1. Preparation of Cell Suspension for Typing

1. Using a sterile disposable 1 µl loop, take a small sweep of fresh overnight pure culture of pneumococci grown on solid nonselective horse blood agar and inoculate 100 µl Heart Infusion (HI) broth. The suspension should appear to be just visibly turbid. Gently agitate the tube to emulsify.
   Note: Other media such as Brain Heart Infusion broth may also be suitable. Addition of serum (e.g. a final concentration of 10% (v/v) horse serum) and incubation at 37 °C for approximately 1 hr before use may be used to enhance the reaction.

2. Checking Density of Cell Suspension

The cell suspension prepared in step 1.1 will also be used as the negative control, and should be checked for cell density before adding the typing sera.

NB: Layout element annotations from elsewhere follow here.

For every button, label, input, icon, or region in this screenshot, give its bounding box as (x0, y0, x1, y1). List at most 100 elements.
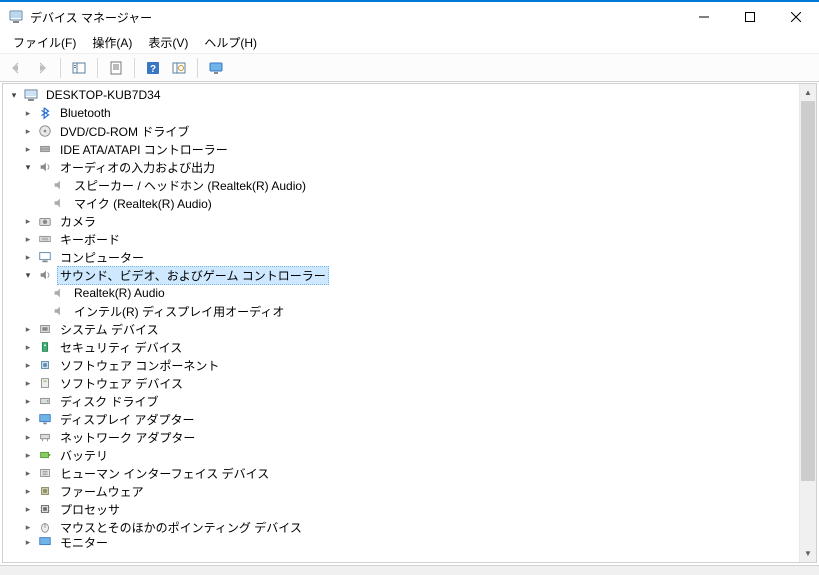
tree-node-monitor[interactable]: ▸ モニター (7, 536, 816, 548)
title-bar: デバイス マネージャー (0, 2, 819, 32)
chevron-right-icon[interactable]: ▸ (21, 252, 35, 263)
svg-text:?: ? (150, 64, 156, 75)
tree-node-firmware[interactable]: ▸ ファームウェア (7, 482, 816, 500)
minimize-button[interactable] (681, 2, 727, 32)
tree-node-intel-display-audio[interactable]: インテル(R) ディスプレイ用オーディオ (7, 302, 816, 320)
close-button[interactable] (773, 2, 819, 32)
chevron-right-icon[interactable]: ▸ (21, 522, 35, 533)
tree-node-security-devices[interactable]: ▸ セキュリティ デバイス (7, 338, 816, 356)
chevron-down-icon[interactable]: ▾ (21, 162, 35, 173)
chevron-right-icon[interactable]: ▸ (21, 342, 35, 353)
scroll-up-button[interactable]: ▲ (800, 84, 816, 101)
tree-label: ソフトウェア コンポーネント (57, 357, 222, 374)
tree-label: ディスプレイ アダプター (57, 411, 198, 428)
chevron-down-icon[interactable]: ▾ (21, 270, 35, 281)
microphone-icon (51, 195, 67, 211)
chevron-right-icon[interactable]: ▸ (21, 414, 35, 425)
chevron-right-icon[interactable]: ▸ (21, 432, 35, 443)
tree-label: Realtek(R) Audio (71, 286, 168, 300)
audio-icon (37, 267, 53, 283)
tree-node-software-devices[interactable]: ▸ ソフトウェア デバイス (7, 374, 816, 392)
tree-node-network-adapters[interactable]: ▸ ネットワーク アダプター (7, 428, 816, 446)
disc-drive-icon (37, 123, 53, 139)
tree-label: サウンド、ビデオ、およびゲーム コントローラー (57, 266, 329, 285)
maximize-button[interactable] (727, 2, 773, 32)
monitor-icon (37, 536, 53, 548)
tree-node-hid[interactable]: ▸ ヒューマン インターフェイス デバイス (7, 464, 816, 482)
tree-node-sound-video-game[interactable]: ▾ サウンド、ビデオ、およびゲーム コントローラー (7, 266, 816, 284)
scroll-thumb[interactable] (801, 101, 815, 481)
tree-label: バッテリ (57, 447, 111, 464)
chevron-right-icon[interactable]: ▸ (21, 537, 35, 548)
chevron-right-icon[interactable]: ▸ (21, 450, 35, 461)
tree-node-keyboard[interactable]: ▸ キーボード (7, 230, 816, 248)
chevron-right-icon[interactable]: ▸ (21, 234, 35, 245)
chevron-right-icon[interactable]: ▸ (21, 324, 35, 335)
chevron-right-icon[interactable]: ▸ (21, 468, 35, 479)
tree-node-mice[interactable]: ▸ マウスとそのほかのポインティング デバイス (7, 518, 816, 536)
speaker-icon (51, 177, 67, 193)
chevron-right-icon[interactable]: ▸ (21, 504, 35, 515)
chevron-right-icon[interactable]: ▸ (21, 378, 35, 389)
monitor-button[interactable] (204, 56, 228, 80)
menu-view[interactable]: 表示(V) (141, 32, 195, 53)
tree-node-battery[interactable]: ▸ バッテリ (7, 446, 816, 464)
vertical-scrollbar[interactable]: ▲ ▼ (799, 84, 816, 562)
chevron-right-icon[interactable]: ▸ (21, 216, 35, 227)
chevron-right-icon[interactable]: ▸ (21, 486, 35, 497)
tree-label: インテル(R) ディスプレイ用オーディオ (71, 303, 287, 320)
network-icon (37, 429, 53, 445)
show-hide-console-button[interactable] (67, 56, 91, 80)
chevron-right-icon[interactable]: ▸ (21, 144, 35, 155)
tree-label: ネットワーク アダプター (57, 429, 198, 446)
tree-node-audio-io[interactable]: ▾ オーディオの入力および出力 (7, 158, 816, 176)
tree-node-system-devices[interactable]: ▸ システム デバイス (7, 320, 816, 338)
tree-node-root[interactable]: ▾ DESKTOP-KUB7D34 (7, 86, 816, 104)
toolbar-separator (60, 58, 61, 78)
scan-hardware-button[interactable] (167, 56, 191, 80)
tree-label: ファームウェア (57, 483, 147, 500)
tree-node-camera[interactable]: ▸ カメラ (7, 212, 816, 230)
tree-node-disk-drives[interactable]: ▸ ディスク ドライブ (7, 392, 816, 410)
menu-action[interactable]: 操作(A) (85, 32, 139, 53)
battery-icon (37, 447, 53, 463)
tree-node-display-adapters[interactable]: ▸ ディスプレイ アダプター (7, 410, 816, 428)
status-bar (0, 565, 819, 575)
tree-label: ディスク ドライブ (57, 393, 162, 410)
tree-node-ide[interactable]: ▸ IDE ATA/ATAPI コントローラー (7, 140, 816, 158)
chevron-right-icon[interactable]: ▸ (21, 126, 35, 137)
help-button[interactable]: ? (141, 56, 165, 80)
tree-node-software-components[interactable]: ▸ ソフトウェア コンポーネント (7, 356, 816, 374)
disk-icon (37, 393, 53, 409)
tree-node-speaker[interactable]: スピーカー / ヘッドホン (Realtek(R) Audio) (7, 176, 816, 194)
chevron-right-icon[interactable]: ▸ (21, 108, 35, 119)
tree-label: DVD/CD-ROM ドライブ (57, 123, 192, 140)
tree-node-dvd[interactable]: ▸ DVD/CD-ROM ドライブ (7, 122, 816, 140)
tree-node-processor[interactable]: ▸ プロセッサ (7, 500, 816, 518)
tree-label: キーボード (57, 231, 123, 248)
tree-node-bluetooth[interactable]: ▸ Bluetooth (7, 104, 816, 122)
tree-label: セキュリティ デバイス (57, 339, 185, 356)
chevron-right-icon[interactable]: ▸ (21, 360, 35, 371)
menu-bar: ファイル(F) 操作(A) 表示(V) ヘルプ(H) (0, 32, 819, 54)
tree-label: カメラ (57, 213, 99, 230)
tree-node-computer[interactable]: ▸ コンピューター (7, 248, 816, 266)
back-button[interactable] (4, 56, 28, 80)
tree-label: モニター (57, 536, 111, 548)
scroll-down-button[interactable]: ▼ (800, 545, 816, 562)
tree-node-mic[interactable]: マイク (Realtek(R) Audio) (7, 194, 816, 212)
forward-button[interactable] (30, 56, 54, 80)
menu-file[interactable]: ファイル(F) (6, 32, 83, 53)
device-tree[interactable]: ▾ DESKTOP-KUB7D34 ▸ Bluetooth ▸ DVD/CD-R… (2, 83, 817, 563)
chevron-down-icon[interactable]: ▾ (7, 90, 21, 101)
menu-help[interactable]: ヘルプ(H) (197, 32, 264, 53)
tree-node-realtek[interactable]: Realtek(R) Audio (7, 284, 816, 302)
properties-button[interactable] (104, 56, 128, 80)
tree-label: IDE ATA/ATAPI コントローラー (57, 141, 231, 158)
computer-icon (23, 87, 39, 103)
cpu-icon (37, 501, 53, 517)
audio-icon (37, 159, 53, 175)
chevron-right-icon[interactable]: ▸ (21, 396, 35, 407)
tree-label: マイク (Realtek(R) Audio) (71, 195, 215, 212)
bluetooth-icon (37, 105, 53, 121)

1. Using a 1 µl loop, transfer a drop of the inoculum prepared in step 1.1 onto a glass microscope slide.
2. Using a pair of forceps, place a small circular coverslip on the suspension.
3. Using phase-contrast setting, observe the preparation microscopically under 400X magnification, to check the density of the suspension (Figure 1A).
   1. If the inoculum is too heavy (Figure 2A), add more broth to the cell suspension made in step 1.1 to dilute it. Gently mix again.
   2. If the inoculum is too light, for example, there are <50 cells visible in the microscopic field (Figure 2B), add more bacteria to the cell suspension preparation made in step 1.1 and gently mix.
      Note: With experience, the density of the cell suspension can be judged by shaking and holding up to the light, where it should appear to be just visibly turbid.
4. Repeat steps 2.1-2.3 until a suitable number of cells are visible in the microscopic field.
   Note: Glass slides and coverslips present a sharps hazard. After use, slides and coverslips are contaminated with infectious material and must be disposed into a biohazard sharps container.

3. Typing

1. Transfer ~1 µl of the prepared inoculum (e.g. using a 1 µl loop) onto the glass microscope slide. Discard the loop into the biohazard sharps container.
2. Add an equal volume (1 µl loopful) of room-temperature antiserum onto the slide and mix both drops well with the loop.
3. Using a pair of forceps, place a small circular coverslip on the suspension, taking care not to touch the drop. Place the coverslip on the suspension immediately after the addition of antisera to prevent the fluid on the slide from drying out.
4. Using a microscope, observe the suspension under phase-contrast with 400X magnification. A negative Quellung reaction is observed when little or no ‘swelling’ of the pneumococcal cells can be seen at 400X magnification, similar to what is observed in the pneumococcal cell suspension with no antisera added (negative control). A positive Quellung reaction is observed when the cells appear enlarged or 'swollen' and more visible when compared to the cells in the negative control.
   Note: Equivocal reactions should be investigated further, for example by examining the reaction after 5-10 min incubation at room temperature, or by repeating the reaction with more antiserum.
5. Conduct pneumococcal serotyping with successive testing of individual antisera pools until a positive reaction is observed. Alternatively, pools can be applied in ‘rounds’ depending upon local incidence of serotypes.
   Note: Testing in ‘rounds’ ensures that the pools containing antibodies to the most common serotypes are tested first, minimizing effort and cost. Concurrent testing of several pools also provides additional negative controls, which can be useful in interpretation. If all the pools in a particular ‘round’ are negative, test the isolate with subsequent rounds of pools.
6. Test the isolate using the appropriate type or group antiserum contained within the reactive pool. Where appropriate, use factor antisera to further differentiate the serotype.
   Note: Keys to pneumococcal antisera supplied by the manufacturer are used in the selection of appropriate pool, type, group or factor antisera and interpretation of results (including any cross-reactions).
7. If negative results are obtained with all pools, test the isolate with Omniserum reagent (contains antibodies against 91 serotypes²¹). If a positive Quellung reaction is still not observed when testing a pneumococcal isolate with the Omniserum reagent, this may be because the isolate is expressing little or no capsule, or that antibodies against the serotype are not represented in the Omniserum. The latter category may include new serotypes.